Streak-free walls are technique, not talent: keep a wet edge, load the roller properly, and respect that prep is half the job's hours. Here is the full sequence in painting order.
Riley Brand
Professionals spend as much time preparing as painting, and it shows in the result. Clear or center the furniture under plastic, fill holes with spackle and sand smooth, wipe the walls down (a sugar-soap or mild detergent wipe matters on kitchen and hallway walls - paint will not bond to grease), and run painter's tape along trim, sockets, and the ceiling line, pressed down hard with a card edge so paint cannot creep under.
Buy decent materials while you are at it: one good 'one-coat' quality paint and a $8 microfiber roller sleeve outperform two coats of bargain paint on a fuzzy $2 sleeve - cheap sleeves shed lint into the finish and hold too little paint, which is where streaking starts. Calculate quantity at roughly one litre per 12 square metres per coat, and assume two coats for any real color change.
Cutting in - brushing a 5-8cm band along edges the roller cannot reach - comes first, but only one wall at a time, not the whole room. The band must still be wet when the roller blends into it, or the doubled layer dries as a visible 'picture frame' around the wall. Cut in a wall, roll that wall, move on.
Use an angled 5cm (2-inch) sash brush, load the bottom third of the bristles, and draw a steady line a few millimetres from the tape, then push gently toward it. Two thinner cut-in passes beat one heavy one - heavy edge paint is what wrinkles and sags at the ceiling line.
Load the roller properly: roll it down the tray's slope several times until evenly coated with no drips - a half-loaded roller streaks, an overloaded one spatters. On the wall, paint a big W or M shape about a metre wide, then fill it in with vertical strokes without lifting the roller. The W distributes paint evenly before you smooth it; starting with vertical stripes from a fresh-loaded roller is what causes the heavy-light-heavy banding.
Work in metre-wide sections across the wall, always rolling back into the still-wet previous section - the 'wet edge'. Paint over half-dried paint and the overlap dries darker as a lap mark; that, and pressing harder as the roller empties (reload instead), cause nearly all visible streaking. Finish each section with feather-light top-to-bottom strokes in one direction and do an entire wall without a break.
Work top-down: ceiling (if doing it) first, then walls, then trim last - drips fall onto unpainted or to-be-painted surfaces instead of finished ones. Keep a damp cloth in your pocket for immediate drip patrol: a wet drip wipes away in one second; a dried one needs sanding. Check the wall with raking light (torch held at an angle) after each section to catch sags while fixable.
Recoat when the first coat is actually dry - typically 2 to 4 hours for water-based emulsion, longer in cold or humid rooms; the label time is a minimum, not a target.

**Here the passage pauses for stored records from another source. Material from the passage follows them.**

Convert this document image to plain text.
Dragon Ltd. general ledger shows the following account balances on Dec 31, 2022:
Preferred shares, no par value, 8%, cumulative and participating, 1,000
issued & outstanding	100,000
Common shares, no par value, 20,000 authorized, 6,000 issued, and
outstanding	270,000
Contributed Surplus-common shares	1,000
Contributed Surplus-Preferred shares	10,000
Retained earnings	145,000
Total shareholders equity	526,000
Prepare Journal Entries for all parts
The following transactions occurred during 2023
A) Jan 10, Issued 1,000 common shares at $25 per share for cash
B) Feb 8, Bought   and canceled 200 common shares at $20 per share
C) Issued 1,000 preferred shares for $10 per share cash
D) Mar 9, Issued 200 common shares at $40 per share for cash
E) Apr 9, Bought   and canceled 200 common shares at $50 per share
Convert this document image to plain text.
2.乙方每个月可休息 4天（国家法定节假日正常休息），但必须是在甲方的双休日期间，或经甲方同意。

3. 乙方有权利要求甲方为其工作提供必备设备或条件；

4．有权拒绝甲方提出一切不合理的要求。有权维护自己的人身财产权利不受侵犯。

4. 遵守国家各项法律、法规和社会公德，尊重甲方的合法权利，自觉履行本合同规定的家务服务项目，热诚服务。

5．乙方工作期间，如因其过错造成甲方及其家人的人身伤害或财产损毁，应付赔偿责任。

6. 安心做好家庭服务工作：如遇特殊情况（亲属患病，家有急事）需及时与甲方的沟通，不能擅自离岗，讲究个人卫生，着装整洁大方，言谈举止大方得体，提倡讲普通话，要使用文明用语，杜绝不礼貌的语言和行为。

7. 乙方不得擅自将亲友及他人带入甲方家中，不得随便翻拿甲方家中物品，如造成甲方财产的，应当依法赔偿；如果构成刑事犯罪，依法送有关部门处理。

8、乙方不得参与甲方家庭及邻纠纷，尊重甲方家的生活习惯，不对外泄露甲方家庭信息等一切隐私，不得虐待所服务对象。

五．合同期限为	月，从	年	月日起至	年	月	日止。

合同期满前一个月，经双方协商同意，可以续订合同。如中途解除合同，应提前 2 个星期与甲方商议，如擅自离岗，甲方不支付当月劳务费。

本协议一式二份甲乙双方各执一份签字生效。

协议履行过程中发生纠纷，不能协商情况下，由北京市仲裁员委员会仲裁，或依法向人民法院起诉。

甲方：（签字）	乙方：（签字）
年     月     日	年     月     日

Rolling a second coat onto tacky paint lifts the first coat and makes a texture problem no third coat fixes. Between same-day coats, wrap rollers and brushes tightly in cling film instead of washing them.
Pull the tape when the final coat is dry to the touch but not cured - within about an hour of finishing - at a slow 45-degree angle back on itself. Fully cured paint can bridge onto the tape and peel off the wall in flakes; if you left it overnight, score along the tape edge with a utility knife first.
Wash water-based paint out of brushes and sleeves with warm soapy water until it runs clear, spin or squeeze dry, and store brushes in their cardboard keepers to hold shape. Decant leftover paint into a labeled jar (room name and date) for touch-ups - a sealed jar keeps far better than a quarter-full tin - and let unwanted paint dry out fully before disposal per local rules.
One coat almost always looks patchy - coverage evens out on the second. If patchiness survives two coats, the usual causes are un-primed filler spots ('flashing'), cheap paint stretched too thin, or pressing an empty roller. Spot-prime repairs and recoat.
On previously painted, sound walls in a similar color: no, two coats of quality paint suffice. Primer earns its keep over repairs and bare filler, on new plaster, over stains (use a stain-blocking primer), and for dramatic color changes - one tinted primer coat can save two finish coats.
Usually overworking: going back over paint that has started to set drags texture into it. Lay it on, smooth it once with light strokes, and leave it - emulsion self-levels better than people trust. Also check the sleeve nap: 10mm medium nap suits most walls; long nap adds orange-peel texture.
Best result: turn off the circuit and unscrew the faceplates rather than taping around them - cutting in behind a removed plate takes seconds and looks factory-finished. Never unscrew live accessories, and keep paint out of the socket itself.